I'm sure that I'm far from the the first person to notice that this line in Wintersmith (2006) was published just a year before Pratchett's 2007 announcement of his posterior cortical atrophy diagnosis.
Out of nowhere, Roland, a boy who in this book also happened to acquire specific additional traits like glasses and a love of books, suddenly has a deep, angry hatred of anything which takes memories.
The above line hit me like a damn train, and then I skipped back and reread the sequence as Roland and the Feegles arrived and realised that the Underworld Roland is in is filled with confused old people being parasitised by 'bogles' which steal their memories and identities. It's not remotely subtle but also heartbreaking in how understated it is. The strangeness of the woman dragging a cardboard box is nightmarish. This is actual horror.
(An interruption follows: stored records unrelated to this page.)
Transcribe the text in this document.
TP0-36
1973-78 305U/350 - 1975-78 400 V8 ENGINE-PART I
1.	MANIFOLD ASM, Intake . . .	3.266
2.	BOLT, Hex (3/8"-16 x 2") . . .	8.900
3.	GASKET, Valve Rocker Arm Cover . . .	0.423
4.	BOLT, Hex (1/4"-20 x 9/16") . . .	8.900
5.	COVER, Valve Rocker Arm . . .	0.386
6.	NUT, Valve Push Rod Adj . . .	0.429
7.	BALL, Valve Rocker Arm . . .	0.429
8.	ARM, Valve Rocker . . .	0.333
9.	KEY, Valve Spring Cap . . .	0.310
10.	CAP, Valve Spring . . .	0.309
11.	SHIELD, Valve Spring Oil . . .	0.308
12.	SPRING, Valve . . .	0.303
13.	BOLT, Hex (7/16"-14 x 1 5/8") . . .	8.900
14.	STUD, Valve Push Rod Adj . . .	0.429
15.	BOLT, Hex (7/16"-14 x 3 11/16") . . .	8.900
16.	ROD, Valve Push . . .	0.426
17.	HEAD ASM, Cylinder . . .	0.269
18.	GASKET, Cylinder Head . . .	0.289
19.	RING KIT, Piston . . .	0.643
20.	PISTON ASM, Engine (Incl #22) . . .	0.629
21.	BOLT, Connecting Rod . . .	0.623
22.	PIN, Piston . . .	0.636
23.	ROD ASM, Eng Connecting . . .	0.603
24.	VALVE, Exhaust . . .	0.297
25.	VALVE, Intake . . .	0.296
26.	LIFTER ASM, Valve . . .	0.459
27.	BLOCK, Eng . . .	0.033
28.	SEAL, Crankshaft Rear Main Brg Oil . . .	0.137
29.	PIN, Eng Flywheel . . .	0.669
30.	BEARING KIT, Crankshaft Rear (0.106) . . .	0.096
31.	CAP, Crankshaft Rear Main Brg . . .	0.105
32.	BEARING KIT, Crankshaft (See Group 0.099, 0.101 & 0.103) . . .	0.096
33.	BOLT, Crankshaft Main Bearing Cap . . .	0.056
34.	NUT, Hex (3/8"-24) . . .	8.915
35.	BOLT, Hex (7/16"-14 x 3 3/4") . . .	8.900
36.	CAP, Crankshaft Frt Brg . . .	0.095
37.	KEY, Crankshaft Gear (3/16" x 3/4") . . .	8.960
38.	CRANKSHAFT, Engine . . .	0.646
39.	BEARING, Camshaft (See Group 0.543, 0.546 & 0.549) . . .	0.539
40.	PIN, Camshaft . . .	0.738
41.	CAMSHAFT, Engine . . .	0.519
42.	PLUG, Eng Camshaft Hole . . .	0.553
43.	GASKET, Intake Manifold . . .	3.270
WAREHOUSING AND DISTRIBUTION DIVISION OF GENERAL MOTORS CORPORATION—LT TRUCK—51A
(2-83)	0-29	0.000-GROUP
Terry. Oh my god. Sir. This is one of your children's books and you brought this here. You brought this here because you trusted and respected your young readers with something so hard and personal. This is Terry writing down his deepest fear, in a children's story, the safest place to put the most frightening things you can think of.
And this sequence doesn't have a lot to do with the climax of Wintersmith where it's found. The monsters in the Underworld could have been anything at all. I was expecting stuff from the Dungeon Dimensions, not the most personal expression of vulnerability I have read in any Discworld book yet. It didn't need to be here, but Terry needed to write it. Good god. I'm going to have a little cry about this.